Bugün atomun bile ayrı bir ilim dalı olduğunu dikkate aldığımızda, bu kâinat kitabında birbiri içinde çok kitaplar bulunduğunu, her kitabın her bir cümlesinin, her bir kelimesinin bile ayrı bir ilim dalı olarak ortaya çıktığını görürüz. Bu muhteşem kitabı, ancak sonsuz bir ilim ve nihayetsiz bir kudret sahibi yazabilir.

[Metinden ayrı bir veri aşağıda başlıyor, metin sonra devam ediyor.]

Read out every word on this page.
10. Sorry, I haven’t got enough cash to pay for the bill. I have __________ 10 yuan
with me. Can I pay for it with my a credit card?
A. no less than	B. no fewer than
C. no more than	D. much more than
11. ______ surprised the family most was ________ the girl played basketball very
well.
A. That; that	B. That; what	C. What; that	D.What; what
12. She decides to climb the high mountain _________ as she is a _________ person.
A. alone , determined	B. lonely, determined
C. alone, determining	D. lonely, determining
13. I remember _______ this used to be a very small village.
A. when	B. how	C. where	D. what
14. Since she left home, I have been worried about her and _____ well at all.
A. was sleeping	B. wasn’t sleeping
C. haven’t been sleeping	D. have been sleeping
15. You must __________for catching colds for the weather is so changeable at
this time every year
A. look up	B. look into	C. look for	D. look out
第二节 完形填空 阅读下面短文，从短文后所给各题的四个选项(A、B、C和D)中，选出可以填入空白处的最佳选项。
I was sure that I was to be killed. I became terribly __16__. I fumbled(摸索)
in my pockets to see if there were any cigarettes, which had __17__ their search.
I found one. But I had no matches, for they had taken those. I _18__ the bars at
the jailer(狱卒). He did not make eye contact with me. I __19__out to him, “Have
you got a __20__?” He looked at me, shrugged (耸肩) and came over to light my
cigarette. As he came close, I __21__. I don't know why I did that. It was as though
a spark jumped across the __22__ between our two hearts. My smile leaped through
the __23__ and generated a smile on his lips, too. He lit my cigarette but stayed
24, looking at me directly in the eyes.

“Rububiyet-i amme” ifadesi, Rabbü’l-âlemîn ismine bakıyor. Her şey ilahî ve umumî bir terbiyeden geçmiş; onun dışında kalan bir varlık yok. Böyle umumî bir terbiye ise ancak Rabbü’l-âlemîn’e mahsustur.
Atomlardan yıldızlara kadar her şey başlı başına küllî ve geniş birer kitap hükmündedirler.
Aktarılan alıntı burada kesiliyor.